Elsie comes back down with the tea.
‘Martin says if you let him know when it’s convenient he’ll come in to do those photos.’
‘Tell him any time, Elsie. He’s putting your shawl on the website, so we’d better make up some more of the kits, Olivia sold two on Saturday, and look, she’s written them down in the book ever so neatly.’
Elsie’s not happy about Olivia working in the shop as a Saturday girl; although Cath’s delighted. We were talking about it last week at our Stitch and Bitch group, and she says Olivia’s loving it, and even offered to help tidy up after supper when Cath told her I had a Saturday job for her.
‘The till was in ever such a state when I got in on Saturday afternoon. Five-pound notes in with the tens, and no pound coins at all.’
‘That’s probably my fault, I told her to leave the change to you, as the senior member of staff. I think you need to be in charge of all that, don’t you?’
She hesitates.
‘I suppose that’s true enough, and I will say this for her, she worked ever so hard getting the new stock out – she’d nearly f
inished when I got in. I like to be fair.’
Excellent; maybe we’ll have an uneasy truce on our hands.
‘She’s good with the computer too.’
‘Martin’s showing me how to use it, so she won’t need to be bothering about any of that. But she’ll be handy in the school holidays, I suppose. You’ll have to start to take it easy soon, you know. The last couple of months can be the trickiest. My ankles were so swollen I could only wear my slippers for my last six weeks.’
‘I’ve been fine so far, Elsie. Anyway, if you could tell Martin any time for the photos that would be great.’
Martin’s finally got our website up and running, after a series of technical hitches, none of which I understand. We’ve had half a dozen orders so far, and an email from a nutter who can’t do buttonholes and wonders if we’ll do them for her, in amongst the usual deluge of offers for loans and a larger willy. But getting our first order was a real thrill, and Elsie’s appointed herself Orders Manager, so she can catch up on the gossip with Mrs Parish behind the counter in the post office when she takes the parcels in.
‘What colours do you want for the shawl kits?’
‘Black, definitely, and the new caramel colour, the pale one, and white. And maybe that new eau-de-nil; people will like that, I think. And the lilac too. And maybe the silvery grey?’
‘Lovely.’
‘I’ve been looking at some of the new autumn colours, too. I thought we’d do some more of the mohair shawls. They sold so well last year, and there are some lovely new tweeds. Has that order come in for Mrs Forrest yet?’
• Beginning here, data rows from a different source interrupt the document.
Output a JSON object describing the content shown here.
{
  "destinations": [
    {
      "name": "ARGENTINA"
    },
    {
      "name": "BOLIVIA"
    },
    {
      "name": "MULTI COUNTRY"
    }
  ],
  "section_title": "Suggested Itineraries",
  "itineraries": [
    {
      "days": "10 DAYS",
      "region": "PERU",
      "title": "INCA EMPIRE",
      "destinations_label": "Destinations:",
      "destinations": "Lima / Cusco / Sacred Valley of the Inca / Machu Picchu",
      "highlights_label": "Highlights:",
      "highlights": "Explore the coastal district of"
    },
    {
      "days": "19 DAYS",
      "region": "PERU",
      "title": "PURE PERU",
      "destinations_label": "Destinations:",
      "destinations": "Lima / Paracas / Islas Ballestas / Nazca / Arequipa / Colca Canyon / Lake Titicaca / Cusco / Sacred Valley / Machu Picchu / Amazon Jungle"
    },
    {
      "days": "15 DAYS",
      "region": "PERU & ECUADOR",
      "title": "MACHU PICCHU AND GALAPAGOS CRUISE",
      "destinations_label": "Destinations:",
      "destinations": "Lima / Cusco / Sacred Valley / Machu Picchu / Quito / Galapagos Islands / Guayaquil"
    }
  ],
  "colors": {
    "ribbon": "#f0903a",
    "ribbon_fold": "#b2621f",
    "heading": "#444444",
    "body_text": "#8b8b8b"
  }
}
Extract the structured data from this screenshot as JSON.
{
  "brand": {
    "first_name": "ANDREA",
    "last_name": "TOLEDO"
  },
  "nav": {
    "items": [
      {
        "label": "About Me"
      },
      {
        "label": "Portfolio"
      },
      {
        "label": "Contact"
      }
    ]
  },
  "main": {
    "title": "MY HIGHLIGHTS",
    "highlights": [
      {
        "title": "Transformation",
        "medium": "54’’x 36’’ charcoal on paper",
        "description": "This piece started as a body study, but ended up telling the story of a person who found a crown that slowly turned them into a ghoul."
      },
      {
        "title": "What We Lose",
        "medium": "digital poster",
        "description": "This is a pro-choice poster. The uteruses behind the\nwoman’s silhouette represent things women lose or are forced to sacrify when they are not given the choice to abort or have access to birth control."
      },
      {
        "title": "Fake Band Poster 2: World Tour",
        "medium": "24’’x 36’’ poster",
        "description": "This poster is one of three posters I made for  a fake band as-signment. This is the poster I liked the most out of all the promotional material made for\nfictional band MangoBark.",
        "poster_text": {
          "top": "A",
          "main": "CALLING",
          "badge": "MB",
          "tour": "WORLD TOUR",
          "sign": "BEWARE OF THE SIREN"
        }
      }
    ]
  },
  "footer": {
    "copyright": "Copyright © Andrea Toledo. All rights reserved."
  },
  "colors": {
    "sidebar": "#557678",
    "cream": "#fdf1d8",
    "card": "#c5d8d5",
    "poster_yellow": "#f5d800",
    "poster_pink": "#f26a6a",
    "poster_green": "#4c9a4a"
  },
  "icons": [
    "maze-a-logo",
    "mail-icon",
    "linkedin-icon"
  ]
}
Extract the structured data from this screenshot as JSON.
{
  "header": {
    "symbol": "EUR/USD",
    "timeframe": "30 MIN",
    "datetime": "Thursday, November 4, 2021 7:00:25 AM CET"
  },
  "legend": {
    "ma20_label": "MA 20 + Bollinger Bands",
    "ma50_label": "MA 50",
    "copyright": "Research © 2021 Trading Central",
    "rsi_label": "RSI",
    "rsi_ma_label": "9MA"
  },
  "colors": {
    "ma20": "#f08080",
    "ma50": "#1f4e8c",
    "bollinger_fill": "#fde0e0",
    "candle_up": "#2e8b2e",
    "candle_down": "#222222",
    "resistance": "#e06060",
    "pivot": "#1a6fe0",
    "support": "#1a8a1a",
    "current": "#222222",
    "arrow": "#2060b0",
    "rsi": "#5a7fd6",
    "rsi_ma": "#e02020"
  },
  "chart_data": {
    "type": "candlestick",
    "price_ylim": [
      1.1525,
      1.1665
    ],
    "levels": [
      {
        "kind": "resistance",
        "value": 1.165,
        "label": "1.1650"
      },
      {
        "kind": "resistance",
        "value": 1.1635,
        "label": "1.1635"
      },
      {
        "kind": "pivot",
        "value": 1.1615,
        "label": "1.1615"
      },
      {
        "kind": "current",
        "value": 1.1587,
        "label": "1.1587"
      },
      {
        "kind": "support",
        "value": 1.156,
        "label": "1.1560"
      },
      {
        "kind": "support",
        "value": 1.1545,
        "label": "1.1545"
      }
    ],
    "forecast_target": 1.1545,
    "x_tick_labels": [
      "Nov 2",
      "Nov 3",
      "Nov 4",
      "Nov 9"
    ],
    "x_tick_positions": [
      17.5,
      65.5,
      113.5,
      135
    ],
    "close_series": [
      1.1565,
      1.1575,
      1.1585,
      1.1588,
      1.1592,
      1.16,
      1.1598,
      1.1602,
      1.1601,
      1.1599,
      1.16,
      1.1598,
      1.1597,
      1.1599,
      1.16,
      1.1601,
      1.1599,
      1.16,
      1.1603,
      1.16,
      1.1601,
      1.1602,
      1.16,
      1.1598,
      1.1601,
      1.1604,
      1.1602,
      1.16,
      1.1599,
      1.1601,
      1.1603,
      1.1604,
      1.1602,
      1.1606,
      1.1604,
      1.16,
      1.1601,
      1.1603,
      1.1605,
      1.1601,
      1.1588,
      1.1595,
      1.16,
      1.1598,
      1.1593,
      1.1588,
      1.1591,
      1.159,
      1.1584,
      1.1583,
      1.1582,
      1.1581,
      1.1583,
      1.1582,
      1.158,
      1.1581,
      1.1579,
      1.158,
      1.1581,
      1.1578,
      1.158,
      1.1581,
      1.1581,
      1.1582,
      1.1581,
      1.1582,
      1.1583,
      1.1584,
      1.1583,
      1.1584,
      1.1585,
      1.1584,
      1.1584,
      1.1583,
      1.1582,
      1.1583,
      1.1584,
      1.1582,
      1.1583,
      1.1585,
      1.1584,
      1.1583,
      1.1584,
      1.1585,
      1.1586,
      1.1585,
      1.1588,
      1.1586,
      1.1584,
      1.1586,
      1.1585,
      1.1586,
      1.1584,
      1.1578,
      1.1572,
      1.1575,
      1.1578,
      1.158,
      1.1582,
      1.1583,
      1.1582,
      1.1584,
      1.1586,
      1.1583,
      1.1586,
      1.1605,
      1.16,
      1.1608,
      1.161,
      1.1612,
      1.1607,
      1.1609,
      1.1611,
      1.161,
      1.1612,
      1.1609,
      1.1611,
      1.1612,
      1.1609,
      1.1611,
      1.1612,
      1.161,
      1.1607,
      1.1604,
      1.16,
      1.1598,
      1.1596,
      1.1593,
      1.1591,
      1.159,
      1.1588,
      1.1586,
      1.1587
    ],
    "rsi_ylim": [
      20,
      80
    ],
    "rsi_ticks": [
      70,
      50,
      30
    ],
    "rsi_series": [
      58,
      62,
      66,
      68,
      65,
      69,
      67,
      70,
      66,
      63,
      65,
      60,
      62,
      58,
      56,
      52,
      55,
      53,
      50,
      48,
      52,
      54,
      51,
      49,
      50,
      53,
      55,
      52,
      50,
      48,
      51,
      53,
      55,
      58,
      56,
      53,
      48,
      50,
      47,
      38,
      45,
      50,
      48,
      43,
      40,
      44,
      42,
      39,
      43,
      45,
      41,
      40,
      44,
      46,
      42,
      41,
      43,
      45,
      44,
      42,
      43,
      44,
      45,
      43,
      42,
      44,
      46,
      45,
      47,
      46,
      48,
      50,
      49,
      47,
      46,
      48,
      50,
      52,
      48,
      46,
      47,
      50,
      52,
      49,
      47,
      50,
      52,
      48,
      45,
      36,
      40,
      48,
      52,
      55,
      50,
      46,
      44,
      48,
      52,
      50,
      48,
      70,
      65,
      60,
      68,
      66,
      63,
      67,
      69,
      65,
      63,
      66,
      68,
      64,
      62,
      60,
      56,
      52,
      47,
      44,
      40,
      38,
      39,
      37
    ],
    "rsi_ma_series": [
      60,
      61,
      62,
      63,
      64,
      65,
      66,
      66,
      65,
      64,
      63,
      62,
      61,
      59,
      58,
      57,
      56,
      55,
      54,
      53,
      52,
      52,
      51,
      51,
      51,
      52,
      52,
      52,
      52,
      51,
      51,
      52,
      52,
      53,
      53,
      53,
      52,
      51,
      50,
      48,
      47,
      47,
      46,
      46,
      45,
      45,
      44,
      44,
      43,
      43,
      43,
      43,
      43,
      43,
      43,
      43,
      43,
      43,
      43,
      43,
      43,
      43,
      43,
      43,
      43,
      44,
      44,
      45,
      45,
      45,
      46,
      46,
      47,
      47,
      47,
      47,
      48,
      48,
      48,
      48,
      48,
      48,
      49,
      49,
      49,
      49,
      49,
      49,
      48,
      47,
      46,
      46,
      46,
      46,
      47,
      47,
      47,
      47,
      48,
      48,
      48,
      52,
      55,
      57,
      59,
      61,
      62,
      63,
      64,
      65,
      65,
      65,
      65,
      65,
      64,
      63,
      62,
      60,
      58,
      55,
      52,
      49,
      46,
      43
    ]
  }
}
‘No. I’ll give them a call, shall I?’
‘Please. And tell them we’ll cancel if they don’t hurry up. That usually does the trick.’
‘Right you are, dear.’
It’s already uncomfortably hot when I arrive at Graceland, and my shirt’s gone all wrinkled. There seem to be a few more snappers than usual lurking as I drive in, but thankfully Tom and Jerry are otherwise engaged, so I get into the house without being covered in dog slaver. Maxine sends me straight up to Lily’s playroom, where Grace is surrounded by all the brightly coloured plastic toys that Lily loves, and all the expensive wooden ones, which she ignores.